I'm looking for suggestions, ideas, recommendations on how to design
anti-roll/spin into a typical model rocket.
Is it possible to design a rocket such that it will not roll on boost and coast?
Do a Google search on "rollerons".
An Idea I had in Evansville just came to mind Shockie.
Use old R/C helicopter mechanical gyro's. their cheap in the flee markets
I got two and you can't turn them when they are on.
the new Peizo gyro's have made the mechanical spinning gyroscopes obsolete.
put two at cross angles to keep the rocket straight or one to keep it from
rolling., or all three.
run's on 4.8 volts at BTW.
would make a real great NAR R&D project my Wave Rider Friend.
You might be on to something. I have a video of mid powered rocket in
the UK that flew with out fins. Even when the motor cut out the rock
was still pointing up. Weird and erie at the same time.
I looked up rollerons as they are used on the fin tips of the sidewinder missile.....
for the model rocket I have in mind they would only be 1/4" to 1/2" square, and it appears to me that the rotating wheel is enclosed in a box that can swivel freely......?
and how does this rolleron increase roll stability?
The little spinning wheel acts like a gyroscope... if the rocket is
rolling, the gyroscopic action wants to twist the movable part of the
fin so it acts like an aileron trying to roll the rocket the other way.
If you're only talking about a small rocket, then go with a 4-fin
design. Fins should be small, symmetrically airfoiled (i.e. flat,
with rounded leading and trailing edges), long root chord, and
short span. Align carefully with the long axis of the rocket.
Place the launch lug between 2 fins, not in a fin-BT joint.
I don't agree. Hemisphere airfoils encourage vortex drag at the tips
which is a contributing factor to low spin rates.
I would have said the opposite about rooot and span since a higher
aspect ratio fin (sticking out more) has more damping action as to spin.
Assuming it is straight to begin with.
I refer the reader to my prior post on the matter.
I invite BB to go away. While this was a tech post and probably wrong,
many of his posts are simple trolls or outright personal attacks.
Jerry Irvine, Box 1242, Claremont, California 91711 USA
Opinion, the whole thing. <mail to: email@example.com>
On Tue, 7 Oct 2003 21:18:28 -0400, "shockwaveriderz"
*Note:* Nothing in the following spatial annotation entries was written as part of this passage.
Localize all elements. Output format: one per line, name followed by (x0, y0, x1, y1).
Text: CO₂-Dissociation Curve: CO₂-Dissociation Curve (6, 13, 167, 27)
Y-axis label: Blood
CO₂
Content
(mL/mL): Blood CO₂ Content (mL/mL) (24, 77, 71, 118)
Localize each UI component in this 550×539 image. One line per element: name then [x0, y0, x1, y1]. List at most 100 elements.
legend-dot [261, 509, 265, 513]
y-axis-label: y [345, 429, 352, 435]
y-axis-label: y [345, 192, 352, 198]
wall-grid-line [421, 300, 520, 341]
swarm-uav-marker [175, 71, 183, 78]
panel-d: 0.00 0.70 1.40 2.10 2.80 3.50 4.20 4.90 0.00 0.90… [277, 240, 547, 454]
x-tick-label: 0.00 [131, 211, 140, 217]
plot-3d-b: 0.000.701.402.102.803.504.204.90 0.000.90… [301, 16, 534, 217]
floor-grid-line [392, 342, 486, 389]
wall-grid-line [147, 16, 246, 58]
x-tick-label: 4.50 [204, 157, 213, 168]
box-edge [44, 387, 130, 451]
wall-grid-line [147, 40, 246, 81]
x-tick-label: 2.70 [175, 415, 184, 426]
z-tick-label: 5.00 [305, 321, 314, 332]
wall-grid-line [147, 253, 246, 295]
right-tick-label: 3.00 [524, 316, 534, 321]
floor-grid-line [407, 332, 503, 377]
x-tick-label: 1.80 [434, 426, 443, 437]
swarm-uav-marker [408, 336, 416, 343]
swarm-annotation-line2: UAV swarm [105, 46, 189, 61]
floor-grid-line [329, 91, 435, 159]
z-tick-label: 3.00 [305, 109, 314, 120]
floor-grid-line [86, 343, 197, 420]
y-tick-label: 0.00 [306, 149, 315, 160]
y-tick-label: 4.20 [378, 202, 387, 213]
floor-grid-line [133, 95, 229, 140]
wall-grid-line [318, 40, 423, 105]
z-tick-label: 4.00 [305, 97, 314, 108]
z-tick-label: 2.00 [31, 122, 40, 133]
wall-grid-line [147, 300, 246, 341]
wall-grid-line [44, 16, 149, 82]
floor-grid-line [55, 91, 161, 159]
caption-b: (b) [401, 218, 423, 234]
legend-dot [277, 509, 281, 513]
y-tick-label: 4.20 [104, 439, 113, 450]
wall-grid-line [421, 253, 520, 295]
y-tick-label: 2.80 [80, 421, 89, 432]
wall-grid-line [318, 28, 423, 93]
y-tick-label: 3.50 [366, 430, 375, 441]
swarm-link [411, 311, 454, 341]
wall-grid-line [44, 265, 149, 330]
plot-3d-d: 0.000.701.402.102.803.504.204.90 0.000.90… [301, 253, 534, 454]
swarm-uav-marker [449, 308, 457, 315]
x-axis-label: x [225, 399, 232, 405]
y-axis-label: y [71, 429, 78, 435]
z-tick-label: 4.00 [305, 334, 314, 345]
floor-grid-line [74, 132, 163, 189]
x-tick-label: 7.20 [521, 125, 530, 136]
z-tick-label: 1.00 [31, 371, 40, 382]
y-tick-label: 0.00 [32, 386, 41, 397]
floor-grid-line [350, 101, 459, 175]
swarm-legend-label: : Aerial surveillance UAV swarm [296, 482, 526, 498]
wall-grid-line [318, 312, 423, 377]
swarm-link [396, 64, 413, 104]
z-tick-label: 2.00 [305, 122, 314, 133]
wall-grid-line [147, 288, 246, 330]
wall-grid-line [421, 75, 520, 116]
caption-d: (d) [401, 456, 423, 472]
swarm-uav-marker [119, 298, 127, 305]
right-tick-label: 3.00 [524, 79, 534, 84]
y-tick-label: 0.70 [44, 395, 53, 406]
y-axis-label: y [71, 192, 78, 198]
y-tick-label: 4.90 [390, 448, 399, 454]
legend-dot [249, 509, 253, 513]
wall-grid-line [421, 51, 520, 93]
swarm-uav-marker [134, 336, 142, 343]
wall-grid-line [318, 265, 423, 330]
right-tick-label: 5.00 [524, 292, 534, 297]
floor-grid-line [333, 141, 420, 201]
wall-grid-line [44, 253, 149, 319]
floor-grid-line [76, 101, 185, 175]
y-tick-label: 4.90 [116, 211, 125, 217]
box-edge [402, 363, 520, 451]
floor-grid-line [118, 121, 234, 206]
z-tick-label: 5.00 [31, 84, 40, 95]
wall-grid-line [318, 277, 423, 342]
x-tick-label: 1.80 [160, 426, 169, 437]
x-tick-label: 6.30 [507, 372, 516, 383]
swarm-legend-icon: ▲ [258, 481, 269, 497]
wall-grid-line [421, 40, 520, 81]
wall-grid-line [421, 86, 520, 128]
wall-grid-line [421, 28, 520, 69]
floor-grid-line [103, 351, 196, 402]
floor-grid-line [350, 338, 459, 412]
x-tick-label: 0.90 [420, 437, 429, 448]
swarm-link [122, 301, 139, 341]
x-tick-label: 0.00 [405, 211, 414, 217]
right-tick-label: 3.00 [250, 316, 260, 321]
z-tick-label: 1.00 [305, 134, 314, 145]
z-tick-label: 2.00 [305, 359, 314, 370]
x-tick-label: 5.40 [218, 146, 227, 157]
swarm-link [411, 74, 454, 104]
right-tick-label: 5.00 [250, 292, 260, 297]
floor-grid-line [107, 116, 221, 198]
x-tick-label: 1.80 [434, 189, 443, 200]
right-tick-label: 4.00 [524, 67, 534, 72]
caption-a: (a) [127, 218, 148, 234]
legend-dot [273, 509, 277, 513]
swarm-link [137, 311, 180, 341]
What kind of mission are you trying to perform? What are the
size/weight constraints you are working with?? Rollerons would be too
heavy for a 'typical' model rocket, whatever that is anymore.
On Wed, 8 Oct 2003 00:01:17 -0400, "shockwaveriderz"
That is what I suspected. Fins, particularly those with large spans,
have natural roll damping. If you remember the old Estes Camroc
Carrier(?), it had canted fins on the booster stage to help ensure
straight flights, and large uncanted upper stage fins that quickly
damp out the spin imparted by the booster fins.
Rollerons also provide roll damping. However, they are not practical
for your application and are best used for R&D.
At the FG level you could certainly go active and use a HH gyro system
to hold a fixed roll angle over your short flight duration.
I also built a high performance Cineroc carrier for the cross
Mississippi project. The fins were 3 1x2x1/16" plywood elliptical
fins. I would strongly recommend much larger fins for high pitch yaw
damping on video rockets. I built adjustable spin tabs into the fins,
so that any roll could be trimmed out over a series of flights. Of
course we never got a series that exceded 1 flight on each rocket. The
fins were cut from the trailing edge root to about the tip. Build up
a couple layers of Titebond on the edges and then glue together with
Tightbond. Finish and build as usual. The roll trim tabs can be
adjusted by heating and bending.
I indicate my fin slots within .001" using an indexing head on a Bridgeport
mill . My rockets don't exhibit any spin, either. Fin alignment is probably
the most important thing in preventing spin.
Monterey Machine Products
1504-A Industrial Park Street
Covina, CA 91722 U.S.A.
4 relatively long span fins, carefully aligned and shaped, and a
symmetric airframe; undamped, unbalanced forces are your enemy.
Symmetry and detail will minimize the tendency to roll making the job of
any active anti-roll devices either easier, or unnecessary.
Perfect fin alignment is probably the most important factor, period.
It goes without saying that a properly built fin alignment jig will go a
long way in preventing roll.
I wonder if offsetting the launch lug drag by having a second, oppositely
placed launch lug would delay pitchover substantially? Thereby prolonging
the time the camera would point downwards? Then again, shots of the
horizon as the rocket arcs over near apogee might be desireable.